The latest to do so are Slow Tree, AKA Abi Fry and Neil Hamilton, whom you might well know of as part of British Sea Power. They live on a croft on the nearby Isle of Skye, and caught a boat over in November last year to record this rather beautiful record. If you’re a fan of the more expansive, soundtrack work BSP have produced in recent times then this is a further development on those evocative atmospherics, the boat pushed out towards a mistier horizon.
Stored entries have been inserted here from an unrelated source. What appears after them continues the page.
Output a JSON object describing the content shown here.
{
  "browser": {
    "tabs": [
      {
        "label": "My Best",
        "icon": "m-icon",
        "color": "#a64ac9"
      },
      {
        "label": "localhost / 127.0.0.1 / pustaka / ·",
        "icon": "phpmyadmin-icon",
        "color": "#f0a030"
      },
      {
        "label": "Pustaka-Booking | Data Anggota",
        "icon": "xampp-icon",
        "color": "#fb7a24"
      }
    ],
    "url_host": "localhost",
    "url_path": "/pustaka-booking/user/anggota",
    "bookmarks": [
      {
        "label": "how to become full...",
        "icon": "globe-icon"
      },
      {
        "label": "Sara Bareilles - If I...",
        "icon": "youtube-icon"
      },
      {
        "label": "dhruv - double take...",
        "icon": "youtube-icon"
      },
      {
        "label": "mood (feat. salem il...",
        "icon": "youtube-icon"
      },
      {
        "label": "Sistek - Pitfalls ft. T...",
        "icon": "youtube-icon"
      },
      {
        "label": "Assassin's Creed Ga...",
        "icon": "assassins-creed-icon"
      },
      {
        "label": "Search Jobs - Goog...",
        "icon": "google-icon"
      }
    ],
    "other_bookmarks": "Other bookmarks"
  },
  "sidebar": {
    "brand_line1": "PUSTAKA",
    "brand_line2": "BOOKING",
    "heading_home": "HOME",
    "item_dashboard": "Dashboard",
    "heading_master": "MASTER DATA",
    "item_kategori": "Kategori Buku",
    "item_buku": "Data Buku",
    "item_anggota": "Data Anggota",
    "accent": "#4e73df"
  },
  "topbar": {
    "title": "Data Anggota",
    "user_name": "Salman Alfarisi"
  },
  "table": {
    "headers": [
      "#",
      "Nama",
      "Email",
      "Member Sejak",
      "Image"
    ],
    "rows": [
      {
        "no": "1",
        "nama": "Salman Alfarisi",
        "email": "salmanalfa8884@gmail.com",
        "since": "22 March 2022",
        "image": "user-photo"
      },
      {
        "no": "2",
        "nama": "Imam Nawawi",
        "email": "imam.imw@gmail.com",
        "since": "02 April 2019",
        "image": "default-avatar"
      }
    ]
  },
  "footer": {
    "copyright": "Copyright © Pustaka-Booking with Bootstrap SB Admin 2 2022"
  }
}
Although this is ‘just’ an EP of four tracks and 22 minutes, it’s one of those records that’s so absorbing it has a strange warping effect on time and place. You can get lost in it, like one of those afternoons when everything’s gone wrong and there’s nothing to be done but stare at the ceiling, or the rain-streaked window on a long train ride. That’s not to say, I hasten to add, that this is a depressing listen. Perhaps it’s because they’re a couple who live in such an isolated place, but there’s a wonderful intimacy throughout Slow Tree. It doesn’t sound like a record made in a few days as an experiment during a residency, but an outpouring of something shared.
Opening track ‘May All Beings’ is very much of its place, full of space and birdsong behind a string refrain, rhythms tamped out, Hamilton and Fry’s vocals joined in a murmured mantra "may all the beings in this world be well and be happy". ‘Moonlight Lover’ is a smokey romantic duet, a song from a musical in a drowned and ghostly world. ‘The Wild Night’ has a similar noirish feel in its fractured sounds and piano. Hamilton croons about "summertime in the city", a pleasing reversal, in folk terms, of the customary view of the rural from the city-dweller’s musical perspective. There’s a great swing to it, too – indeed, throughout the record what makes it such an intriguing sonic topography is that many of the rhythms have hip hop as their starting point, but given a New Weird Britain twist, as if you could get baked smoking heather.
Speaking of which, ‘Medication’ begins like a fairground pipe organ contentedly whistling an abstract tune to itself, before the song itself (clicking like halyards on a mast, strings as gurgling tide) builds to a wonderful, filmic climax. Slow Tree is an utterly beguiling listen that, hopefully, is just the start of what Fry and Hamilton might send forth from the wild island waters that they call home.